In a late announcement on Wednesday the Trump transition team changed its position on lobbyists.

Last week we reported on the worrying list of corporate and special interest lobbyists who were brought on to President-elect Trump’s transition team to build his new administration. The next day a wave of negative media coverage highlighted the same contradiction between his campaign’s promise to “Drain the Swamp” and his emerging administration’s reliance on the very special interests he had railed against.

The din of negative attention reached a crescendo with a report in POLITICO that the transition team had ignored its own code of conduct by hiring lobbyists whose work overlapped with matters on which they lobbied in the previous year.

But late last night, the transition team seemed to buckle under the pressure, reversing course, firing members of the staff and announcing new restrictions on lobbying.
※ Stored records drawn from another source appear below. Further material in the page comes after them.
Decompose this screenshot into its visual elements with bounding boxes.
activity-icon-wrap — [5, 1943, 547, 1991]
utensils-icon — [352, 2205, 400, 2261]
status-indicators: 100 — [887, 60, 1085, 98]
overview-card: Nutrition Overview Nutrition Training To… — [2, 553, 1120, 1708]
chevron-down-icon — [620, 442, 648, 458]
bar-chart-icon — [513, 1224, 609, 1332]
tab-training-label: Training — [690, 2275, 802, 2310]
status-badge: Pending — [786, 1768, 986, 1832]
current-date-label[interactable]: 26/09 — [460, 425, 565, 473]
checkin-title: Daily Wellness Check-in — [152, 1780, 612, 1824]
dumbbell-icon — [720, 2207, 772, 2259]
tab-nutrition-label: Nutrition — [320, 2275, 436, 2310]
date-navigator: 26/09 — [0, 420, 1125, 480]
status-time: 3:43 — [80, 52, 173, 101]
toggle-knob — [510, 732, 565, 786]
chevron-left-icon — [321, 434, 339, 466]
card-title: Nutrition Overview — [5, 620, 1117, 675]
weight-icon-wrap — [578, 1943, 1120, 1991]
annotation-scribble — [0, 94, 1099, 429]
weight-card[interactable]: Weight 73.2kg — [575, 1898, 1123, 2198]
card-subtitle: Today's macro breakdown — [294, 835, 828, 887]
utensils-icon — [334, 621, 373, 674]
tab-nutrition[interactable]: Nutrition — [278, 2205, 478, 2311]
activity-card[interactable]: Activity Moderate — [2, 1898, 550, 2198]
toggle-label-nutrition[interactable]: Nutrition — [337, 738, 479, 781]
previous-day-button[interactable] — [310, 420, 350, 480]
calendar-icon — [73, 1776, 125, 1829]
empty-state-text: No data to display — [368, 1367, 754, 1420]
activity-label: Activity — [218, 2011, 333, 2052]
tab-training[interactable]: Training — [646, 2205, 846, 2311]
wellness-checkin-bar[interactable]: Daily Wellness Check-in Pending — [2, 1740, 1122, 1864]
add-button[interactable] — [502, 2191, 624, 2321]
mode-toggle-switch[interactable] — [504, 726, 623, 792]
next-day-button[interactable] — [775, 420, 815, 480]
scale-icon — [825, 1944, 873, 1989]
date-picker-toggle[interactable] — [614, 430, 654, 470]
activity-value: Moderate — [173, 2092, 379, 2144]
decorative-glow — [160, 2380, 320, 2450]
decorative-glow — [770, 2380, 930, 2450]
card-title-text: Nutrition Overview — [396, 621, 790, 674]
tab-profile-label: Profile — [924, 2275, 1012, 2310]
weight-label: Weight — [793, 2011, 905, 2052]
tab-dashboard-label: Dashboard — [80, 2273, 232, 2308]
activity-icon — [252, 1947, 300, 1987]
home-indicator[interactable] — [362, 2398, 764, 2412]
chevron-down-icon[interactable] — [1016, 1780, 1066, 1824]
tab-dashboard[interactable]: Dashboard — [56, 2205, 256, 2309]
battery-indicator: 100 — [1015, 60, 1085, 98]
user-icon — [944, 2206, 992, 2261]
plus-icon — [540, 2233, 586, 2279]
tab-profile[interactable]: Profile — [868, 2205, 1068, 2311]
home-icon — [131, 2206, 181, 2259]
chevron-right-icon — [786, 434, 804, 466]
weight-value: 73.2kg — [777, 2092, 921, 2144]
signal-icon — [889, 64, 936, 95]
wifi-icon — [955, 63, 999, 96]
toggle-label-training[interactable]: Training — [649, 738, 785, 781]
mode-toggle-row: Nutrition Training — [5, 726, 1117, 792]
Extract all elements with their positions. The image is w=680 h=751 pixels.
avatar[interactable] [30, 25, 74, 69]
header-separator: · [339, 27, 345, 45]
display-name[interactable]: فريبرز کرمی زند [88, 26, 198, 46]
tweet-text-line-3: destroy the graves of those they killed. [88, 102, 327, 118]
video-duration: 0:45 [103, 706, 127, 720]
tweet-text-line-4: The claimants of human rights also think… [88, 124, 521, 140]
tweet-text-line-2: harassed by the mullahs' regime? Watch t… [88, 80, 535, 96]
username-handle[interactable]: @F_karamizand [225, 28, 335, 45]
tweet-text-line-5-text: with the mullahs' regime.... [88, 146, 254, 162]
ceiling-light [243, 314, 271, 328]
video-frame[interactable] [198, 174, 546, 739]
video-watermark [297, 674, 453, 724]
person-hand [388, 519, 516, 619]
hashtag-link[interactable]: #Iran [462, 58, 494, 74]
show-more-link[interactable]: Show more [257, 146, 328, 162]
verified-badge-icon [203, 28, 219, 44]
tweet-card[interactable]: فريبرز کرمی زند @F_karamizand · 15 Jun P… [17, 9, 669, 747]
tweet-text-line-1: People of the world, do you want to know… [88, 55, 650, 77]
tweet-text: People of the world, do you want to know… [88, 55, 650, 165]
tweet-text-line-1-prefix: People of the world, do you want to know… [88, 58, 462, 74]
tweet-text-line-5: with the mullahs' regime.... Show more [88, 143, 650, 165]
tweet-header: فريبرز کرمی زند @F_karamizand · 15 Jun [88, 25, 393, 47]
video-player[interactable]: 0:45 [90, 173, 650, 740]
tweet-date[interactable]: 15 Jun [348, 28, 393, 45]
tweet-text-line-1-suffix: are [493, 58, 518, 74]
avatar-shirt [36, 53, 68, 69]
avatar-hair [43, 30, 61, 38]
The ban “will require administration members to agree that they will not lobby the federal government for five years after they leave service.” According to POLITICO it “Sent a chill through K street.”

It’s a promising development, if only because it shows that the new administration is not entirely immune to public scrutiny, pressure and advocacy on certain issues. Whether the new restrictions will actually have the effect of limiting the influence of special interests on the new administration remains a very open question. That is a fight that will continue for months and years to come.

But the real takeaway seems to be that – under the right circumstances – public pressure can effectively push the new administration to change its course. That’s a lesson with significant implications for how the public, and Oxfam’s supporters, should engage with President Trump over the next four years.